Shiite factions put official seal on truce
Representatives of Iraq's main Shiite Muslim factions signed a deal Monday clearing the way for Iraqi soldiers to operate throughout Sadr...
Los Angeles Times
BAGHDAD — Representatives of Iraq's main Shiite Muslim factions signed a deal Monday clearing the way for Iraqi soldiers to operate throughout Sadr City, a vast Baghdad slum that is largely under the control of militiamen loyal to firebrand cleric Muqtada al-Sadr.
The signatures put an official seal to a truce that was brokered over the weekend by al-Sadr's political representatives and members of Prime Minister Nouri al-Maliki's governing alliance.
Negotiators said they hoped the deal would mark the close of more than seven weeks of fighting, which has claimed hundreds of lives in the district. But it remained to be seen whether all the groups that have taken up arms in Sadr City would adhere to the accord.
The U.S. military has alleged that most Shiite extremists fighting Iraqi and U.S. forces in the teeming slum have splintered away from al-Sadr's Mahdi Army, and that the cleric's level of influence on those rogue groups is unclear. Many are thought to be trained and armed by Iranian forces. Iran denies the allegations.
The U.S. military said its troops in the southeastern portion of the district had come under attack at least three times and had killed three gunmen since the deal began to take effect Sunday. Iraqi soldiers had also traded sporadic fire with neighborhood fighters, residents said. The district's two main hospitals had received four bodies and treated 24 wounded since late Sunday, officials said.

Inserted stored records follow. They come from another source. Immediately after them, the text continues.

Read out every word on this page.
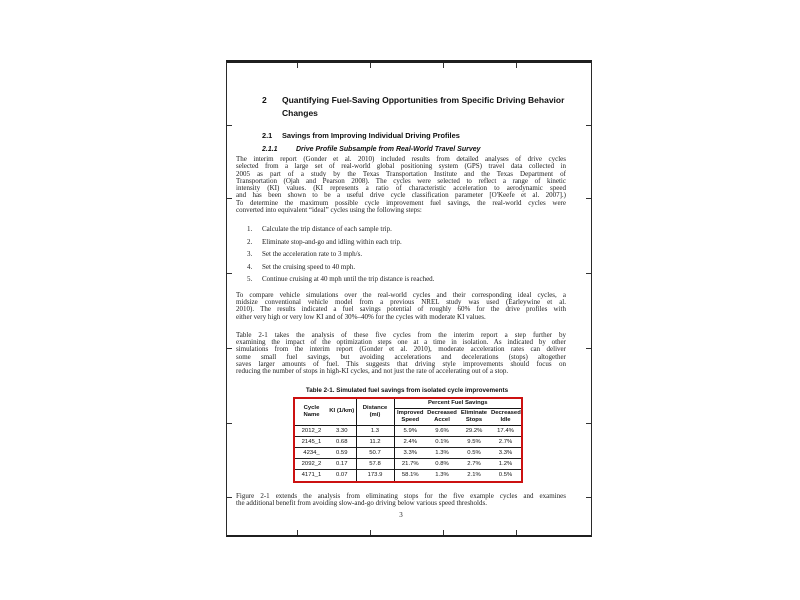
2	Quantifying Fuel-Saving Opportunities from Specific Driving Behavior Changes
2.1	Savings from Improving Individual Driving Profiles
2.1.1	Drive Profile Subsample from Real-World Travel Survey
The interim report (Gonder et al. 2010) included results from detailed analyses of drive cycles
selected from a large set of real-world global positioning system (GPS) travel data collected in
2005 as part of a study by the Texas Transportation Institute and the Texas Department of
Transportation (Ojah and Pearson 2008). The cycles were selected to reflect a range of kinetic
intensity (KI) values. (KI represents a ratio of characteristic acceleration to aerodynamic speed
and has been shown to be a useful drive cycle classification parameter [O'Keefe et al. 2007].)
To determine the maximum possible cycle improvement fuel savings, the real-world cycles were
converted into equivalent “ideal” cycles using the following steps:
1.	Calculate the trip distance of each sample trip.
2.	Eliminate stop-and-go and idling within each trip.
3.	Set the acceleration rate to 3 mph/s.
4.	Set the cruising speed to 40 mph.
5.	Continue cruising at 40 mph until the trip distance is reached.
To compare vehicle simulations over the real-world cycles and their corresponding ideal cycles, a
midsize conventional vehicle model from a previous NREL study was used (Earleywine et al.
2010). The results indicated a fuel savings potential of roughly 60% for the drive profiles with
either very high or very low KI and of 30%–40% for the cycles with moderate KI values.
Table 2-1 takes the analysis of these five cycles from the interim report a step further by
examining the impact of the optimization steps one at a time in isolation. As indicated by other
simulations from the interim report (Gonder et al. 2010), moderate acceleration rates can deliver
some small fuel savings, but avoiding accelerations and decelerations (stops) altogether
saves larger amounts of fuel. This suggests that driving style improvements should focus on
reducing the number of stops in high-KI cycles, and not just the rate of accelerating out of a stop.
Table 2-1. Simulated fuel savings from isolated cycle improvements
Cycle Name	KI (1/km)	Distance (mi)	Percent Fuel Savings			
			Improved Speed	Decreased Accel	Eliminate Stops	Decreased Idle
2012_2	3.30	1.3	5.9%	9.6%	29.2%	17.4%
2145_1	0.68	11.2	2.4%	0.1%	9.5%	2.7%
4234_	0.59	50.7	3.3%	1.3%	0.5%	3.3%
2092_2	0.17	57.8	21.7%	0.8%	2.7%	1.2%
4171_1	0.07	173.9	58.1%	1.3%	2.1%	0.5%
Figure 2-1 extends the analysis from eliminating stops for the five example cycles and examines
the additional benefit from avoiding slow-and-go driving below various speed thresholds.
3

Some militiamen said they were waiting for orders from al-Sadr himself before setting aside weapons. But al-Sadr's chief negotiator, Sheik Salah Obeidi, said Monday the cleric had issued written instructions authorizing his representatives to sign the deal and urging followers to uphold it.
The fighting erupted in late March when al-Maliki's government began a crackdown in the southern oil hub of Basra aimed primarily at al-Sadr's Mahdi Army militia.
The government said the operation was intended to restore order in the lawless city, which generates much of the country's crucial oil revenue. But al-Sadr's followers accused factions within al-Maliki's alliance, one of which also has an armed wing, of using the crackdown to weaken the cleric's movement before provincial elections slated for the fall.
The fighting in Basra subsided in five days, but the crackdown sparked a fierce uprising in Sadr City and other Shiite neighborhoods in Baghdad that has dragged on for weeks.
Under the deal signed Monday, all sides will suspend military activity for four days beginning Sunday, after which Iraqi forces will have free rein to search Sadr City for weapons and fighters, provided they have a warrant. A committee supervised by al-Maliki will monitor operations and investigate any reported abuses.
The governing parties have pledged to open up more roads into the district, increase humanitarian assistance, compensate residents for their losses and help the thousands displaced return home.
Information from The Associated Press is included in this report.